Making patients part of the solution: Dr. James Fricton provides insights on the transformative care model in pain management

Spine

Dr. James Fricton, a pain specialist and professor at Minneapolis-based University of Minnesota, has worked in the pain management field for nearly three decades, and has found patient education and training is crucial to a successful pain management treatment plan.

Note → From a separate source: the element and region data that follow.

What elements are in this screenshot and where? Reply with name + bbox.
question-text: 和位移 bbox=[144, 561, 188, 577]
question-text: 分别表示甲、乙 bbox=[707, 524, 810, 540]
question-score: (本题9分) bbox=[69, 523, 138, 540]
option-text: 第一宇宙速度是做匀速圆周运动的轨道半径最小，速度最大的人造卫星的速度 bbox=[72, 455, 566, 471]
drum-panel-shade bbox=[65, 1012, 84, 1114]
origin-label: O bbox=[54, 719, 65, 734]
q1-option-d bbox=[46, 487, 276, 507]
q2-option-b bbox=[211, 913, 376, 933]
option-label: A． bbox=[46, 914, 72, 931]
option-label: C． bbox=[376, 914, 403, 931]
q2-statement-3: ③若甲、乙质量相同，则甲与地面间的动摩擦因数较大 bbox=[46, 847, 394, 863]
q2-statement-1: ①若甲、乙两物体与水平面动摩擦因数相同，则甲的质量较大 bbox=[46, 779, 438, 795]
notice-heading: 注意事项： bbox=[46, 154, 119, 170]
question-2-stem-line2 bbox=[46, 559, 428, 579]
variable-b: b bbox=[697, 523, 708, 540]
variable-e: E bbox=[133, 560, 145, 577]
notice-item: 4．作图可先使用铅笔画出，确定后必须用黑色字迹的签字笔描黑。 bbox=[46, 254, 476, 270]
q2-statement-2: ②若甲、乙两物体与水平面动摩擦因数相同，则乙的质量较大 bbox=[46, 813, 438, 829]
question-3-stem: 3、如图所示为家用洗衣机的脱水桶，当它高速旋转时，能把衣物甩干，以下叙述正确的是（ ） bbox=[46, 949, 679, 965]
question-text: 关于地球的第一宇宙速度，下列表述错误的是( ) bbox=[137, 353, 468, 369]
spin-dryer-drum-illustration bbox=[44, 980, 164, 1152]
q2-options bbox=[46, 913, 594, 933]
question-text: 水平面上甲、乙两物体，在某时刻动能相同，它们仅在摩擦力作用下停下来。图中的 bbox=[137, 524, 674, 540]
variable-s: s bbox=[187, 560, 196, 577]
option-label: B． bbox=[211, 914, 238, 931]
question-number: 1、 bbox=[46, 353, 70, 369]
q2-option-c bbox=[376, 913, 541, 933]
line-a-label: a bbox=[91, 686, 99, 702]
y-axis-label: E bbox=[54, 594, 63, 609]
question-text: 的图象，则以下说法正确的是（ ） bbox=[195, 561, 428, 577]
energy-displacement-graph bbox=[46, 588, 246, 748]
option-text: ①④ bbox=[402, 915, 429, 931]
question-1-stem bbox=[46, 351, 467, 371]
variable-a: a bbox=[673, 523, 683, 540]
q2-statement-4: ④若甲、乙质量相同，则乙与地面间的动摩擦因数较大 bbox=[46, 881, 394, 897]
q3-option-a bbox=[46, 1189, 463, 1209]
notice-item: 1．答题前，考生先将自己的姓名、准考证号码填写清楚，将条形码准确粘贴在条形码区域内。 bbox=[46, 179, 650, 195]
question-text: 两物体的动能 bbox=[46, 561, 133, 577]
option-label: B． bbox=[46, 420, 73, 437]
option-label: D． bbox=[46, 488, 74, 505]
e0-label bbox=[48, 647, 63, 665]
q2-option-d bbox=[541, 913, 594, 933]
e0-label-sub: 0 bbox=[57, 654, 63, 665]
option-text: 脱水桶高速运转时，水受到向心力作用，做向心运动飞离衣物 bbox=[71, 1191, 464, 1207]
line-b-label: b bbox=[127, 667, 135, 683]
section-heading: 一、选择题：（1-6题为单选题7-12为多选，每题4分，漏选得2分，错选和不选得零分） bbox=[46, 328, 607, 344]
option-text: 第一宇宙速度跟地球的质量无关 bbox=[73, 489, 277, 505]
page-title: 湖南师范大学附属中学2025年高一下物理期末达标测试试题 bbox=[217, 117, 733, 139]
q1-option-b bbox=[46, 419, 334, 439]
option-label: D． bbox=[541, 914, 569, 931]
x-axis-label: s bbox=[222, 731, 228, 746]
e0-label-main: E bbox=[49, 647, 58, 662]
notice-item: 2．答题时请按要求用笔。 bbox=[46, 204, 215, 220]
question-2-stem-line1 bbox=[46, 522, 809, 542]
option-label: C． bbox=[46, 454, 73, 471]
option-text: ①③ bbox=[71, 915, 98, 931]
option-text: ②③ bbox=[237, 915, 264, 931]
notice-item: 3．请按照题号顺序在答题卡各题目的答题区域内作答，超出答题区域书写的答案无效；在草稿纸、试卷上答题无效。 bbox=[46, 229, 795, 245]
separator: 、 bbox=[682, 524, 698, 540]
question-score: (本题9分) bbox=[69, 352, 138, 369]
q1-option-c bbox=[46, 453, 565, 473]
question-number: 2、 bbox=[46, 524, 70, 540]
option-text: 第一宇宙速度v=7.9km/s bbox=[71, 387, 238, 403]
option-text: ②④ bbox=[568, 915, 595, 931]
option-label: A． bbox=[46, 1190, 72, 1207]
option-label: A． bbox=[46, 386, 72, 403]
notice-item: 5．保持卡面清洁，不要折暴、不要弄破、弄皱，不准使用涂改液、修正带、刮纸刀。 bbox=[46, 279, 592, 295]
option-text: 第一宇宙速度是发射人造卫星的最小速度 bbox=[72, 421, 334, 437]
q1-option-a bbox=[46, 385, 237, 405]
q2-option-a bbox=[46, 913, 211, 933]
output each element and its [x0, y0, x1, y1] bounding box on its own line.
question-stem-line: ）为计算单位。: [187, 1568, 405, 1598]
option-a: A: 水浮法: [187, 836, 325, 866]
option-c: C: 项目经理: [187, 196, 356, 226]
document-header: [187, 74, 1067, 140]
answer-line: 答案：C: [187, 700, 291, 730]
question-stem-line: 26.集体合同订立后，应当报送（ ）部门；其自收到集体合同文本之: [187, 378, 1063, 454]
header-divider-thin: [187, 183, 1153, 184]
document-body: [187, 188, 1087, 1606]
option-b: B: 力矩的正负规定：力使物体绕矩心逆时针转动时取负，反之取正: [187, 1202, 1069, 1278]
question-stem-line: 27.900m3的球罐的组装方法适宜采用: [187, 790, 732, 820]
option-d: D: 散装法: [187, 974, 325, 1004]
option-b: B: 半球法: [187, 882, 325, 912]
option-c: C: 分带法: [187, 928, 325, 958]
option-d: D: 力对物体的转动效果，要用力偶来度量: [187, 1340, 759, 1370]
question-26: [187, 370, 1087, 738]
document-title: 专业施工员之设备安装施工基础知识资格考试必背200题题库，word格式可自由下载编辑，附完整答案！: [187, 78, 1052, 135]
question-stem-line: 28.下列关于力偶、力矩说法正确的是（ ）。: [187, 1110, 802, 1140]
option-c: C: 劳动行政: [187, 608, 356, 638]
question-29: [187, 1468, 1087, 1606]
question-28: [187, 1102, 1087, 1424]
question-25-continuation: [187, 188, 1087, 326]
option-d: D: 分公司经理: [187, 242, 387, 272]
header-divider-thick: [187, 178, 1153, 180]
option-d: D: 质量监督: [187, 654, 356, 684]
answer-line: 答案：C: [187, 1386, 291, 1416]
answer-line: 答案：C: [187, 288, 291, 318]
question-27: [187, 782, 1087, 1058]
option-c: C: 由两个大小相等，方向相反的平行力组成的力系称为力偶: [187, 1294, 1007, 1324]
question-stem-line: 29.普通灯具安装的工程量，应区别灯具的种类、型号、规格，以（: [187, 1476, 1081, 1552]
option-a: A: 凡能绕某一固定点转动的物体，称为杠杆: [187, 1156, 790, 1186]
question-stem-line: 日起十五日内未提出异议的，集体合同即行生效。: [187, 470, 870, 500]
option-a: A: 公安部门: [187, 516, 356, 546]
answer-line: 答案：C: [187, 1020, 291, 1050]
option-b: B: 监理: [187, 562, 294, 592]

Question: What approach(s) to pain management have you found successful?

 

Dr. James Fricton: Transformative care is a new model of care. The key is integrating training with treatments. As doctors, we treat patients with evidence-based treatments such as medications, therapies, injections and surgery. These treatments improve pain in most cases, but in nearly half of cases, there is a delay in recovery. This delay is typically due to risk factors associated with a patient's lifestyle factors which are under the patient's control such as repetitive strain, ergonomic issues, stress and emotional issues. We need to train patients to improve these risk factors and strengthen their protective factors such as exercise, eating and sleeping well, and maintaining positive emotions.  

 

A transformative care model can do this in a variety of ways. In our clinic, we have health psychologists and physical therapists who act as pain coaches to teach patients what they need to do. However, in many cases, this is not a cost-effective model. Therefore, we are incorporating online training to help patients identify and control risk factors that are playing a part in the delayed recovery from their pain condition.

 

Q:  How does this model help patients, especially as opioid addiction is rapidly increasing throughout the nation?

 

JF: The transformative care model may serve patients better than the passive treatments many providers are offering, which may include more addictive opioid medications. It is true that they are effective for treating acute pain, but most studies have found them to increase chronic pain over time and add many adverse side effects. Most patients on opioids for pain at one month after onset still have pain and want opioids five years later.

 

Doctors will discover that the use of a transformative care model as part of their daily care will dramatically increase outcomes because it addresses the lifestyle factors that play a significant role in causing delayed recovery and chronic pain. This model will also prevent chronic pain by properly managing the risk factors early on and engaging the patients in the process.

 

I tell my patients; "I am happy to treat the pain condition with medication and therapy but the most important part of management is reducing the cause of your pain. Eighty-percent of your success is based on what you do and 20 percent is based on my treatments. Are you interested in learning how to reduce the causes?"

 

Q:  What challenges do pain specialists face in the coming years? What strategies can they employ to reap success?

 

JF: One challenge is thinking broader about managing the whole person and all of their risk factors and not just the pathophysiology of the pain disorder. This requires us to educate the patient and shift a large part of the responsibility of care onto them. We have to take on a team approach in order to sufficiently train the patient about what they need to do to improve.